M and A
US Wealth Industry M&A Bounces Back – ECHELON Partners

The field of mergers, acquisitions and other corporate activity in the US wealth sector has had its share of ups and downs in recent years, affected by rising interest rates, and the countervailing forces that drive deals, such as aging advisors retiring, a desire for economies of scale, technology, and intergenerational wealth transfer.
Merger and acquisition activity in the US registered investment
advisor industry has bounced back in the third quarter of 2023
with 86 deals announced, a level not seen since early 2022,
according to ECHELON Partners.
The data suggests that a cooling of transactions amid higher
interest rates has come to an end, at least for the time
being.
“We attribute this increase to the continued influence of
fundamental forces driving consolidation in the industry and to
buyers and sellers gaining greater confidence in the
macroeconomic environment,” the firm said in its quarterly
report. “Given these trends, ECHELON anticipates that 2023
M&A activity will mirror the trend observed in 2020 and 2021:
a relatively quiet Q2, followed by a strong rebound in
activity in Q3, which is then exceeded by an even more active
Q4.”
While RIAs continue to dominate the overall wealth management
buyer market, this quarter’s largest transactions included a
“diverse group of RIAs, private equity firms, insurance
companies, pension plans and asset managers,” the report said.

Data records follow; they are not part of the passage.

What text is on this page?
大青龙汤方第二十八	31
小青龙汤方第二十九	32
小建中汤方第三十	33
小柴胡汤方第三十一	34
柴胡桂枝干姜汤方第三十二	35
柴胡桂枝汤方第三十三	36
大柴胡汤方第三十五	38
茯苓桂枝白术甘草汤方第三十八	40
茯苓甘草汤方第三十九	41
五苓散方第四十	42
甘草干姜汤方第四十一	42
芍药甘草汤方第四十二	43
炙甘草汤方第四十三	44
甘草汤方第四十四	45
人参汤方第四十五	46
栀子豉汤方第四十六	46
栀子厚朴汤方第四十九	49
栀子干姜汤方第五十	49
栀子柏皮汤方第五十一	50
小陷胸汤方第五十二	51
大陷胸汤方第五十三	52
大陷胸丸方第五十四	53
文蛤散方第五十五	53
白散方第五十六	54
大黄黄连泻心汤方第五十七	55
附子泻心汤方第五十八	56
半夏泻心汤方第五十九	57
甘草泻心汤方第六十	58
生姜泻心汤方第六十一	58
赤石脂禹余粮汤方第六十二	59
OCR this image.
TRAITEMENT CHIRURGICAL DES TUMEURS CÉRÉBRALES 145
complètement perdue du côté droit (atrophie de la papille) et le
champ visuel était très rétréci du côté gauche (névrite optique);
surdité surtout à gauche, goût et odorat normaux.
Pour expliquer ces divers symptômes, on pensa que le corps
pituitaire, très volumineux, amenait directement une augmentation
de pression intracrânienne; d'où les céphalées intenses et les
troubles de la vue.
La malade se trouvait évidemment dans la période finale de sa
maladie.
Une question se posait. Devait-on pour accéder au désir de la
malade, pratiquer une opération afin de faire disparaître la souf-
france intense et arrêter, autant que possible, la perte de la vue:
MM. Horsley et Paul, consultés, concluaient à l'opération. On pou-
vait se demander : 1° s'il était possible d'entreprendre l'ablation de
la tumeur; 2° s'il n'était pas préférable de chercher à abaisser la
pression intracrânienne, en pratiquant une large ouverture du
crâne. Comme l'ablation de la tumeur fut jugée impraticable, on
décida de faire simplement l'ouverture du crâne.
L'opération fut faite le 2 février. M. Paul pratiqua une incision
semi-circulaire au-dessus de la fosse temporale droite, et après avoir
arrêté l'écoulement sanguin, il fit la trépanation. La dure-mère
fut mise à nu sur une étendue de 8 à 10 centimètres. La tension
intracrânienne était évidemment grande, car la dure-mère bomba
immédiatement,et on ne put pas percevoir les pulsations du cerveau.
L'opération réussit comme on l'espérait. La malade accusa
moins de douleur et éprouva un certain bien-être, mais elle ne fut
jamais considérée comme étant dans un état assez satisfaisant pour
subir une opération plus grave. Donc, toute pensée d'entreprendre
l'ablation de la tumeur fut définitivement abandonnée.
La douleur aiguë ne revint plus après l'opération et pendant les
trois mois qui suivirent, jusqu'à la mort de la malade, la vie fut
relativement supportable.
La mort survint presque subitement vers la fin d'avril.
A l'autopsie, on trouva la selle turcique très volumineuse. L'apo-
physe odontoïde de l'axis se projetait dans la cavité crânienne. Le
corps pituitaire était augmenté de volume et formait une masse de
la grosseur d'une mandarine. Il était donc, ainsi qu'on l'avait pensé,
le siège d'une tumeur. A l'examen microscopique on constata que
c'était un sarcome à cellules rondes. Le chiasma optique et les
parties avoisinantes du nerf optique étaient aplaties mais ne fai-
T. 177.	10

It
noted how Goldman Sachs was a buyer and seller in the largest
deals of the quarter, such as buying a chunk of World Insurance
Associates while also selling Goldman Sachs Personal
Financial Management to Creative Planning. (See an associated
story from FWR’s US correspondent Charles Paikert on
that Creative Planning deal.)
The average size of deals continues to rise, although there was a
slowdown in deals of $1 billion or more of assets under
management. Average assets per deal rose 4.3 per cent on a year
before. Drivers of this growth included deployment of
newly-raised capital by firms such as Mercer Advisors,
Corient, HUB International,
and CAPTRUST.
ECHELON said it estimates that large wealth platforms raised an
incremental figure of about $7.2 billion to pay down debt, boost
war chests for deals, and invest in growth.